Mohon tunggu...
KOMENTAR
Sosbud

Dijodohkan dengan Sepupu Sendiri

18 Mei 2019   12:41 Diperbarui: 18 Mei 2019   12:48 114 2
Empat tahun yang lalu, teman saya mendapat keajaiban. Yang tidak disangka-sangka. Entah bagaimana caranya, dia tidak jadi dijodohkan. Dengan sepupunya. Yang sudah direncanakan sejak umurnya baru 9 tahun.

Saya cuma geleng-geleng kepala. Tidak percaya. Akan keberuntungannya. Juga keberaniannya.

Karena persoalannya cukup rumit. Menyangkut adat. Dan gengsi. Yang hampir tidak mungkin dibatalkan.
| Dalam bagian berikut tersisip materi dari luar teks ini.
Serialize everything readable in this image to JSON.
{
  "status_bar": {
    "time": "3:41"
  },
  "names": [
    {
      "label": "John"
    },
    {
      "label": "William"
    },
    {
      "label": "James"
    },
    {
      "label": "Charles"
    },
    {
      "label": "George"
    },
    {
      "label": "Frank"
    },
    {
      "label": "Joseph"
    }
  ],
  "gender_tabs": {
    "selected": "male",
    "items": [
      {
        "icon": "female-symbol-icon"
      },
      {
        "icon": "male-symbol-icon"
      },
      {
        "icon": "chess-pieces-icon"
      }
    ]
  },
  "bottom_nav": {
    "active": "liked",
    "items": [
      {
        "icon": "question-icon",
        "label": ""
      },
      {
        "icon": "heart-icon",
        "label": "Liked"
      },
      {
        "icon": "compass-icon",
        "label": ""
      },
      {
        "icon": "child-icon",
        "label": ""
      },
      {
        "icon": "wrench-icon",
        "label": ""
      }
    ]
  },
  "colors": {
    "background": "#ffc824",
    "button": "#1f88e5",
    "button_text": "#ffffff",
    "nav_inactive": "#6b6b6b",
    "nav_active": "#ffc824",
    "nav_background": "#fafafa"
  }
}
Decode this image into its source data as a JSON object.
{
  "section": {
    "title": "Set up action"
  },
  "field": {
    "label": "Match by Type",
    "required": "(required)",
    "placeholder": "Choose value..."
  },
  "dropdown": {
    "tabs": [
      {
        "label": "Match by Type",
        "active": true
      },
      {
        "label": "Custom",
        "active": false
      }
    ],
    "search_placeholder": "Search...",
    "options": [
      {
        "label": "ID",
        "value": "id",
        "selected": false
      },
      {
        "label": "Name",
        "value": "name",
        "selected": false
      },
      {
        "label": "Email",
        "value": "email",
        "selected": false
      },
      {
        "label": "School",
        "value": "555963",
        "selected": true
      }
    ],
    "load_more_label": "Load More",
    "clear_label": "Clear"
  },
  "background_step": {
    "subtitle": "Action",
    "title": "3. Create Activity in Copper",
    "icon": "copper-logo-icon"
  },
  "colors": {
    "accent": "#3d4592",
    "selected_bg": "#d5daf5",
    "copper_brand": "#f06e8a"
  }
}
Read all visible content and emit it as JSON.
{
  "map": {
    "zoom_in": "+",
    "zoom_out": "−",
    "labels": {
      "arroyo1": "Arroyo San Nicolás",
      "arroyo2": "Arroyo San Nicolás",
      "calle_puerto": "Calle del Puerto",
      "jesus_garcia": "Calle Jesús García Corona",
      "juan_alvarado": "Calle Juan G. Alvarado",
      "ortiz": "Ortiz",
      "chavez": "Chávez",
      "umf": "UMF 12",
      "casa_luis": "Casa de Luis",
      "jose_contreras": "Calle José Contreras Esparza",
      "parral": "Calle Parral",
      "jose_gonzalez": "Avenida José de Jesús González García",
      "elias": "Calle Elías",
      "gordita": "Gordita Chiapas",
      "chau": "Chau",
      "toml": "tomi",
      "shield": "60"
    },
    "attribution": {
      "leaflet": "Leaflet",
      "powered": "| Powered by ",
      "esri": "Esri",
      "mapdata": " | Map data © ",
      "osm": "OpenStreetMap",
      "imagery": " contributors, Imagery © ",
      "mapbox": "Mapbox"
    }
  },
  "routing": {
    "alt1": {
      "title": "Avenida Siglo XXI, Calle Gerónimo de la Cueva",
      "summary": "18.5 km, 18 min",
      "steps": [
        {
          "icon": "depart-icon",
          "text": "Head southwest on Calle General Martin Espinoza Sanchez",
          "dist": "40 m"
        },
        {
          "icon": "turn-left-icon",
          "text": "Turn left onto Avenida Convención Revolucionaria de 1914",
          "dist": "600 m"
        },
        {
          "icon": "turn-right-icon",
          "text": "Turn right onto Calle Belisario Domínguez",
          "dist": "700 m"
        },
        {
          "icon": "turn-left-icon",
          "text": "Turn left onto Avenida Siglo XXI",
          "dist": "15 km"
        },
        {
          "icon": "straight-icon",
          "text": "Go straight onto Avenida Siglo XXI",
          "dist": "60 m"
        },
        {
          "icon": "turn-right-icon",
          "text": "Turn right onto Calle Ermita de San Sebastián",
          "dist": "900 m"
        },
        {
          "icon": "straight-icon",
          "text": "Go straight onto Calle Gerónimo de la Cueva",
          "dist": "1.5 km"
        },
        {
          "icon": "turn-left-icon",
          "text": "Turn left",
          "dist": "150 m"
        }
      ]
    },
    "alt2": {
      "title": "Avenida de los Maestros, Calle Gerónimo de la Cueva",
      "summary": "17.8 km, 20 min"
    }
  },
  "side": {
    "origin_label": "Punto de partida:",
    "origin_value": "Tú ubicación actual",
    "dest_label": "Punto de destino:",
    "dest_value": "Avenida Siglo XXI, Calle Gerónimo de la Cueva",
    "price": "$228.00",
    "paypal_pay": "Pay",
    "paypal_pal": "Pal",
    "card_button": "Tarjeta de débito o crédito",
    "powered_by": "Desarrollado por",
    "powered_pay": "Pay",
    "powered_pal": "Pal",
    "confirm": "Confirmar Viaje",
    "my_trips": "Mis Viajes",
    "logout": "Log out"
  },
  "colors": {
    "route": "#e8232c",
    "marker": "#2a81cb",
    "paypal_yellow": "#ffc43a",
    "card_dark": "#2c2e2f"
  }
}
Karena janji terlanjur dibuat. Kata tunangan sudah disepakati kedua keluarga.

Melanggar janji sama saja memutus hubungan keluarga. Dengan bibinya. Pamannya. Sepupunya. Bahkan keluarga besarnya.

Yang setiap lebaran, dia dan keluarganya selalu menginap di rumah bibinya. Yang juga rumah tunangannya itu. Karena di rumah itulah keluarga besarnya kumpul.

Teman saya itu bernama: Adi. Dan dia melawan. Tidak ingin dijodohkan. Semua cara coba Adi lakukan.

"Aku sampai sayang-sayangan sama pacarku. Di telepon. Di depan bibiku. Calon mertuaku itu.", kenang Adi.

Saya tanya: terus tanggapan bibimu?

"Cuma senyum-senyum. Sambil guyon sama Ibukku, bilang: Itu lho anakmu. Lagi seneng-senengnya pacaran. Hahaha", jawab Adi sambil meniru tawa bibinya.

Sebenarnya calon tunangannya gadis baik-baik. Dari keluarga berada. Malah lebih berada dari keluarganya Adi.

Saya juga sudah lihat fotonya. Wajahnya bulat. Putih. Tampak manis dengan kacamatanya. Enak dipandang.

"Lha gene, manis gitu. Kok bisa-bisanya nolak?", goda saya.

Jawab Adi: ya, karena tidak ada perasaan. Dia sudah aku anggap adik sendiri.

Namun, semua upayanya toh gagal. Semua anggota keluarga besarnya juga menentang Adi.

Dia pasrah..

Sampai hari itu tiba. Ketika keluarga Adi mengadakan hajat besar-besaran. Sebuah pesta. Untuk mengumumkan pertunangannya.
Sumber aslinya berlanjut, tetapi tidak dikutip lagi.